UCLA begins the regular season with three seniors in the starting line-up; Darren Collison, Josh Shipp, and Alfred Aboya.
Darren Collison made the right decision to return for his senior season at UCLA. After being dominated by a bigger and stronger Derrick Rose of Memphis in the semifinal tournament game, the Wooden Award candidate and preseason All-American worked hard over the summer to bulk up his thin frame, and as a result, he gained over ten pounds of muscle.
Collison was second on the team in scoring last season, averaging 14.5 and he also had 3.8 assists per game. Collison shot an efficient 52.5% from beyond the three-point arc. Paired with Holiday, the two form one of the most formidable starting backcourts in the nation.

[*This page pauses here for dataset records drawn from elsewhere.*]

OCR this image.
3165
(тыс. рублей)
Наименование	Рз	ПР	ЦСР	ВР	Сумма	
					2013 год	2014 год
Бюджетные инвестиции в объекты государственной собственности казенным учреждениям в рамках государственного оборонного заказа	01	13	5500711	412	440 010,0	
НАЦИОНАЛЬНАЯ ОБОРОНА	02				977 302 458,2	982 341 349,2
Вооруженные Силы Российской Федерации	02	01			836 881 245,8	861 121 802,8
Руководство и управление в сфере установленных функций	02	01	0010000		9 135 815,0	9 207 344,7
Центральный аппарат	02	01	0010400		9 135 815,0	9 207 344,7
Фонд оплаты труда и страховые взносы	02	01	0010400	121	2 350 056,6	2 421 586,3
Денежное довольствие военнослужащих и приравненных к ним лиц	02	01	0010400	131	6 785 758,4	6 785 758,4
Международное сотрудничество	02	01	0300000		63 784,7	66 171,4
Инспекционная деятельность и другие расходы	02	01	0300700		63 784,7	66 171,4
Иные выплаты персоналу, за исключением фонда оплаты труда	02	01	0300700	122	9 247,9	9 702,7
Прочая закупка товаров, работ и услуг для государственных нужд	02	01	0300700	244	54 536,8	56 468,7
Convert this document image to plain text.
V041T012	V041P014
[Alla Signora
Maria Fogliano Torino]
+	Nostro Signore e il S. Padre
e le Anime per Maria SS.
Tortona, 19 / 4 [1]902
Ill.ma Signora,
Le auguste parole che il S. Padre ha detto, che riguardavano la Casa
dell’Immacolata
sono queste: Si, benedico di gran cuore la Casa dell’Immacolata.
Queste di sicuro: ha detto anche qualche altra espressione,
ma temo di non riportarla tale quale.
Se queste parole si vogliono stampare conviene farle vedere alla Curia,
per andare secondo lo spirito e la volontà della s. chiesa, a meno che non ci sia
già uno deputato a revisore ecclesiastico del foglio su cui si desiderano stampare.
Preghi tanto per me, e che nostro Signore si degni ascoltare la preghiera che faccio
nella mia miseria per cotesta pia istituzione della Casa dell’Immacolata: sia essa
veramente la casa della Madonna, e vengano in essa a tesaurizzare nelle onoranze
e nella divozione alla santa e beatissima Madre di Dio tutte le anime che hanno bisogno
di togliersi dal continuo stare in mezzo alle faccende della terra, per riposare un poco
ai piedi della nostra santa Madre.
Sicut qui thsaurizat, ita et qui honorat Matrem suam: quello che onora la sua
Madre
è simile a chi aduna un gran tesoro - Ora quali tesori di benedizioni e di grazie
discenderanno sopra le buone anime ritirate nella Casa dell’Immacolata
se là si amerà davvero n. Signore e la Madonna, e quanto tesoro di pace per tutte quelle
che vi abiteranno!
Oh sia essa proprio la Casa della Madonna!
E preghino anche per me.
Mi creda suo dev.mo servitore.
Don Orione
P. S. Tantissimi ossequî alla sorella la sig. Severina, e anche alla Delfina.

This is Collison's team, a rare senior who will be a top first-round NBA choice. Collison needs to lead with his actions but he also needs to let the precocious freshmen guards around him develop their game - he'll need their help come tournament time.
Senior Josh Shipp slimmed down over the summer and lost up to 15 pounds in hopes of improving his quickness.
Shipp averaged 12.2 points last season but shot just 43% from the field and 32.4% on three-pointers. Shipp needs to make more of an effort this season to take the ball inside and take advanage of his strength and uncanny ability to finish around the basket. With the lack of offensive firepower in the post this season, Shipp may very well be the team's best inside scorer.
Despite already earning his undergraduate degree, Alfred Aboya decided to return for his final year. A bench player in his first three seasons at UCLA, Aboya will begin as the starting center this year. He averaged 2.9 points and 2.2 rebounds in 15.2 minutes per game last season.
In order for Aboya to be an effective starter, he'll need to curtail his fouls. Last season, he averaged 6.2 fouls per 40 minutes played. Coach Howland has already stated that he needs Aboya on the floor for at least 25 minutes in a game.
If Aboya is unable to play effectively while reducing his propensity to foul, one of the freshmen, either Gordon or Morgan, will need to step up to fill the void.
This may be a make or break season for junior forward James Keefe. In his first two years at UCLA, Keefe has been inconsistent at best. He averaged 2.8 points and 2.7 rebounds in 25 games last season.
In a some games, including the tournament game against Western Kentucky last season, Keefe has shown flashes of what made him a McDonald's All-American. Whether it be due to the lack of playing time or perhaps lack of confidence on the part of Keefe, the Bruins need him to step up this season and provide stability along the team's front line.
Keefe has the potential to be the team's top rebounder this season and has shown flashes of his potential during early practices. His length and athleticism allows him, especially when he's aggressive, to be a good defender. But now he needs to assert himself on the court and demonstrate he can be a consistent contributor.
Michael Roll comes back this season from a medical redshirt, the result of surgery to repair torn ligaments in his foot.
He is slated to be the team's top sixth man, backing up at either the two or three spot. With teams sagging their defenses inside as a result of the longer three-point line, the Bruins need Roll to hit consistently from outside.
Roll started the preseason with discomfort in his foot but he has played well in practices and exhibitions.
Junior Nikola Dragovic suffered another setback when he was arrested for suspicion of misdemeanor battery against an ex-girlfriend. He was recently released from jail but his status on the team is unknown at this point.
The team was expecting Dragovic to back-up at the four-spot this season, and like Michael Roll, need his outside shooting to help open things up inside. Last season, Dragovic averaged 2.5 points in 25 games.